A sermon on Hebrews 11:1-3, 8-16
In a political satire on 19th century American economics, L. Frank Baum gave us the timeless image of a young girl from Kansas clicking her ruby slippers together three times: “There’s no place like home, there’s no place like home, there’s no place like home.” She was in a land of magic and wonder that many of us would love to visit. Even though she was in the magical land of Oz with witches, wizards, talking scarecrows, tin men that move, flying monkeys, and singing munchkins, she wanted to return home. She wanted to abandon a Technicolor paradise to return to a monochrome farm, where her home was destroyed by a tornado. She wanted to return simply because it was home.
Being a stranger in a place means that one is disconnected from the community around us. Strangers are unknowns, we teach our children to stay away from them. No one sets out to be a stranger as a goal. Imagine the difficulties many in our country face on a daily basis when they do not know our culture, our language, how to ride the bus, how to apply for jobs or aid. Even applying for citizenship, under entirely legal means can be daunting for someone unfamiliar with the complexities of government paperwork. The difficulties refugees, immigrants and aliens face on a daily basis highlight the horrors of being displaced.

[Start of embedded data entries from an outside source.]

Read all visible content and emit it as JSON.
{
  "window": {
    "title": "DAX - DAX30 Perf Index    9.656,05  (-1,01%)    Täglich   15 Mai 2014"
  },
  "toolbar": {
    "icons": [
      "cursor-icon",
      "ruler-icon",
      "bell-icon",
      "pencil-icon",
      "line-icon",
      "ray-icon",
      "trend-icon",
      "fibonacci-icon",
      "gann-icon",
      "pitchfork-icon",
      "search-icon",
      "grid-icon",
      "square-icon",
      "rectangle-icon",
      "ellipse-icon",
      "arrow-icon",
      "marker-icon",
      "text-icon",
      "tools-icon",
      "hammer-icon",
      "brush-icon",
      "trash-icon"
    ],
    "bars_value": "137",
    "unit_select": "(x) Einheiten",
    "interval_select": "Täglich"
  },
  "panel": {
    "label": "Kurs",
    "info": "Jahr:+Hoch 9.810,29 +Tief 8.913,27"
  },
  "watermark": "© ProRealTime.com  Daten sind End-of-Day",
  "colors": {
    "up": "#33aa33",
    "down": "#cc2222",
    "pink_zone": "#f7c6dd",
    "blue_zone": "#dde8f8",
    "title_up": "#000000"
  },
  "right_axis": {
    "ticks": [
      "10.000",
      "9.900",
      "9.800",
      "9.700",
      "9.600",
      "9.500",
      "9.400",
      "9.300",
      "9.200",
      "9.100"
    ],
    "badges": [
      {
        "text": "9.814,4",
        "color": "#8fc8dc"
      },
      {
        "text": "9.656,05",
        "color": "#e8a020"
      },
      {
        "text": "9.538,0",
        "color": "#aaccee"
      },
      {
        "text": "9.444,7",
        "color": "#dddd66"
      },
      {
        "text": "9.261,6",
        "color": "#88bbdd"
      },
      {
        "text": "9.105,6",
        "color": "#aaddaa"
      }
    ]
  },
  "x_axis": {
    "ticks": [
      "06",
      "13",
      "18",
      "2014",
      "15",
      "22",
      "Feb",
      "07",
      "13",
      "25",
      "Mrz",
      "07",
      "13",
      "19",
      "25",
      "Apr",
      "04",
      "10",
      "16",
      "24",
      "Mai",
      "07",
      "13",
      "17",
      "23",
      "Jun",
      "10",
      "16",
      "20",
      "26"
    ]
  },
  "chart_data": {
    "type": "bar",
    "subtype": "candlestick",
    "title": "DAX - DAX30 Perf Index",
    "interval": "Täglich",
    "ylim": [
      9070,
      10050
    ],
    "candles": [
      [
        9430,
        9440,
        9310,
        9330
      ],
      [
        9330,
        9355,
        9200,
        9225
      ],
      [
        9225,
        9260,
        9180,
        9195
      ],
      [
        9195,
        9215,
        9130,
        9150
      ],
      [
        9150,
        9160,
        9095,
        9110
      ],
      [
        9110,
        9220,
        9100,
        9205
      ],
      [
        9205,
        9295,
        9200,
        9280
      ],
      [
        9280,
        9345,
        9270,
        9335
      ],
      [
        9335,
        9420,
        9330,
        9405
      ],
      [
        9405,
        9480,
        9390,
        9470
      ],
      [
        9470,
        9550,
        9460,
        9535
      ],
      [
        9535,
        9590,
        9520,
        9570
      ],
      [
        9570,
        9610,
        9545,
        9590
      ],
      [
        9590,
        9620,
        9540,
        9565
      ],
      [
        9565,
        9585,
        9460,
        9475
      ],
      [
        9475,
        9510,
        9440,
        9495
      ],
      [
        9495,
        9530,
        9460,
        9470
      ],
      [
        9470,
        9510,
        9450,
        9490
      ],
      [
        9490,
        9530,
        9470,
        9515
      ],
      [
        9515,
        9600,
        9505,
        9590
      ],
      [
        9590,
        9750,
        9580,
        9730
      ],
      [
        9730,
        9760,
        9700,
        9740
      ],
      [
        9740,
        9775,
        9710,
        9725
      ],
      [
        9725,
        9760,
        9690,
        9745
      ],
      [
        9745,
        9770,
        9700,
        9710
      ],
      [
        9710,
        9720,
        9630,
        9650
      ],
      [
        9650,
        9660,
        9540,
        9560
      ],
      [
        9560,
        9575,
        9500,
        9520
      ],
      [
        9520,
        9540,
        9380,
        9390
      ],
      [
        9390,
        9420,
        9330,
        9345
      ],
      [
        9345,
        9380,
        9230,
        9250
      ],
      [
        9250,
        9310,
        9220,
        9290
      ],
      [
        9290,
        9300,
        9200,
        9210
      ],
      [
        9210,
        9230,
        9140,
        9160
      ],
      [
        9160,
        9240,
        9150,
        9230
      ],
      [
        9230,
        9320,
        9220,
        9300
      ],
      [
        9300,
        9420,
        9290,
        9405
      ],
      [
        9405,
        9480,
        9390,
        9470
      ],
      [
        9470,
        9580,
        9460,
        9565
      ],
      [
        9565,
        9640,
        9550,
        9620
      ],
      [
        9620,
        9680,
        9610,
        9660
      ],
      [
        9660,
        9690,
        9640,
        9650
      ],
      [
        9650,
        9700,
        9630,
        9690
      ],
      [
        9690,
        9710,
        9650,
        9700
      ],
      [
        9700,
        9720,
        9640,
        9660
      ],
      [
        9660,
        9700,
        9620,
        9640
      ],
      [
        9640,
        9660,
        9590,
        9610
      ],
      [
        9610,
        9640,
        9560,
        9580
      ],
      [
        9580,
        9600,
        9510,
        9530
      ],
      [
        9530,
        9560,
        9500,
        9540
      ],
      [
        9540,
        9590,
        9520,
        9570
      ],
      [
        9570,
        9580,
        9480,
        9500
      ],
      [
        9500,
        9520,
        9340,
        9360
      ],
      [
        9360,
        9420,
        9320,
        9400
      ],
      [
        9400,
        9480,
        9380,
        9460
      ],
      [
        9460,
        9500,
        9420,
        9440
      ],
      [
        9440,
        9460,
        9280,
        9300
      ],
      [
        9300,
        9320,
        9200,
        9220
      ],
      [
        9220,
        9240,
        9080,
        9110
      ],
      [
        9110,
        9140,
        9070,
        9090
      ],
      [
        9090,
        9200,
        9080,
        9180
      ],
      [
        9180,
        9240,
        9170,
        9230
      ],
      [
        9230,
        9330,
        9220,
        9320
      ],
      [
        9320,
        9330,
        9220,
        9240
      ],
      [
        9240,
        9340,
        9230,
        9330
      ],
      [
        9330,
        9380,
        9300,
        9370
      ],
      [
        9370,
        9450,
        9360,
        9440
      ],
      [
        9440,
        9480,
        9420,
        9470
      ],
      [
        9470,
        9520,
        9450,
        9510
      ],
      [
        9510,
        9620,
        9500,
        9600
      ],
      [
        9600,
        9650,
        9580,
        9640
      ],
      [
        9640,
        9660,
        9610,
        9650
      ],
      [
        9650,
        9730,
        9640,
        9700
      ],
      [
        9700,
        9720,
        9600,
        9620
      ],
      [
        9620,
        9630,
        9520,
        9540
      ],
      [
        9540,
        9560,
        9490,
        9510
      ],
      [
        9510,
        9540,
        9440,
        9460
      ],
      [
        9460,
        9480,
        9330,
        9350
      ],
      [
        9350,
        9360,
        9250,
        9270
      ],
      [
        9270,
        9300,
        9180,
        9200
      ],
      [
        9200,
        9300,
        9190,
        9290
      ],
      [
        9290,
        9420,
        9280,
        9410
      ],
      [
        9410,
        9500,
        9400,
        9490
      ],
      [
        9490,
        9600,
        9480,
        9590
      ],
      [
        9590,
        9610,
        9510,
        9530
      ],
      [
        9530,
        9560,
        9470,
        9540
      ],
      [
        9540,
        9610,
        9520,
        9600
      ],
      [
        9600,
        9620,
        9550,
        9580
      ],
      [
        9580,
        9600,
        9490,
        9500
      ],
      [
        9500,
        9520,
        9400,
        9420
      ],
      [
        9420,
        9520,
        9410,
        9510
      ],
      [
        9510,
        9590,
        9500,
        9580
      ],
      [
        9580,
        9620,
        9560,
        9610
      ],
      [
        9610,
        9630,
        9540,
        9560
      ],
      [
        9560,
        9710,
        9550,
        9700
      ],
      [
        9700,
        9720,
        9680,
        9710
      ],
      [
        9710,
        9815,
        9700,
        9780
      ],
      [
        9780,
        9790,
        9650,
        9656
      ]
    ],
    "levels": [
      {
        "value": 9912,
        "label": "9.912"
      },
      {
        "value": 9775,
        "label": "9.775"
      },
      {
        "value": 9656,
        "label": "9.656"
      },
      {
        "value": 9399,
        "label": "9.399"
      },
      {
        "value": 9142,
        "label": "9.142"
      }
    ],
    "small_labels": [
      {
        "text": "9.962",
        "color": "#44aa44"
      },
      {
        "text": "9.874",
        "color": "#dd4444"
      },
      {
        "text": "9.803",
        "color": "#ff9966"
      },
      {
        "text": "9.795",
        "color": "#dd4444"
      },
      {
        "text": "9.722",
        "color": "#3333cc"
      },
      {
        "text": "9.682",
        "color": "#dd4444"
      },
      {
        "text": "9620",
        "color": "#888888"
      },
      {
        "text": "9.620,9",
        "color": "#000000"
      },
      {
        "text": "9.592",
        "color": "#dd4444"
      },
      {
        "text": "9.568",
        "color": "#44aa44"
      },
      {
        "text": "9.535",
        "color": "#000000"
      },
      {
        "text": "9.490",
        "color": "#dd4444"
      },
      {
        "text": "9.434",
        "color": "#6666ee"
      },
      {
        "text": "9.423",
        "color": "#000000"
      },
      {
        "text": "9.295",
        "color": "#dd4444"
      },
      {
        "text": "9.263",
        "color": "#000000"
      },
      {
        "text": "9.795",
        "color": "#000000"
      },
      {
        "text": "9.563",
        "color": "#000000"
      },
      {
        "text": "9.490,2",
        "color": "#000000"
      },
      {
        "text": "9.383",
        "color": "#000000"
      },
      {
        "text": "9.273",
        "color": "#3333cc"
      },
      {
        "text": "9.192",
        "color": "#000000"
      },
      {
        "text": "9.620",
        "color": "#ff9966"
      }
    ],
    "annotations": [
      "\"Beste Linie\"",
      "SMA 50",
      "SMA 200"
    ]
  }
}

Rather, we as a human race constantly desire to be at home, or to return home. Home is a place where our being comes to a rest. We smell the indescribable, unique smell of our houses, see the familiar placement of our furniture, and we know that we are home. We desire homeostasis, for everything to be comfortable, relaxing, and stable. These are things that Jesus did not have. We are told by Christ that he had no place to rest his head, he was always a guest in a foreign land. A truth intensified by the fact that, as a sort of technicality, Jesus himself was a foreigner in a strange land. He did not belong here, but always talked about returning to the Father.
Scripture talks often about “returning home” or of the joys of homecoming, but that event is always in the future. The Israelites in the desert wander for 40 years looking for home, Moses dies without setting his eyes upon it. Jesus himself promises that he is going to prepare a place for us. And as we read in Hebrews, this longing for home, awaiting the promises of a place that has been prepared for us is described as “faith.”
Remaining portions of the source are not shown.